One headline is anything you want to write. Another must be a real headline (not satire) that you could trick the classifier into misclassifying changing only one word. For instance, taking `"Despair for Many and Silver Linings for Some in California Wildfires"`, a real NYTimes headline, you can change it to `"Despair for Many and Silver Linings for Some in Oregon Wildfires"` (note that this particular change does not cause the classifier to misclassify).

In [None]:
## Insert one headline that the classifier classifies incorrectly, with false high confidence. (4 points)


In [None]:
## Insert one headline that the classifier classifies incorrectly, with false high confidence. (4 points)

# Also, insert link to the original headline/article.


## Step 4b: What kinds of headlines are misclassified? (10 points)

Write your hypothesis below on what kinds of headlines are misclassified. If it helps you, use the [TextClassificationInterpretation](https://docs.fast.ai/text.learner.html#TextClassificationInterpretation) utility. Show your work, especially if you use this utility.

In [None]:
## Show work here

(Add your interpretation here)

# Step 5: Save your classifier
Now that we've trained the classifier, you're ready for Part 2. You'll use this saved file in your bot later.

In [None]:
classify.export(file='satire_awd.pkl')

Later, you'll use it like so.

In [None]:

#You will want to download the classifiers to your google drive to use them for 
#this part. Download pre-trained learners here or use your own:
#https://drive.google.com/drive/folders/1KrYsysOojlOvVK-YfSehREsiz1k0Xxme?usp=sharing
#use this tutorial to understand how to access and store some of this data
#on your google drive for easy access:  
from google.colab import drive
drive.mount('/content/drive')

Mounted at /content/drive


In [None]:
data_path="/content/"
serve_classifier = load_learner(path=data_path, file='satire_awd.pkl')
serve_lm = load_learner(path=data_path, file='headlines-lm.pkl')

In [None]:
#this will use the learner you uploaded to predict whether a certain sentence 
#is about satire or not. 
serve_classifier.predict('How the New Syria Took Shape')
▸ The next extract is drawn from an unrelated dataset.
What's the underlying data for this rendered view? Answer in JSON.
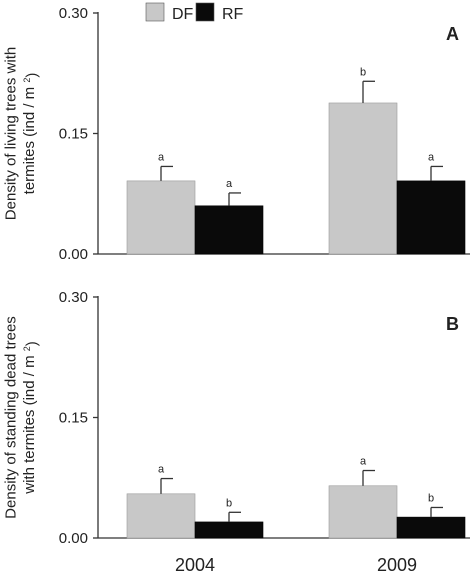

(Category tensor(0), tensor(0), tensor([0.9880, 0.0120]))

In [None]:
#this will create a headline based on a phrase you provide
#and based on what your learner learned
serve_lm.predict('Rising Seas', n_words=7)

'Rising Seas : a awful love cook , few'

# Step 6: add the bot code. 

See the assignment document for what the bot code should look like. You can add it just below here, but you are also welcome to create a new notebook where you put that code.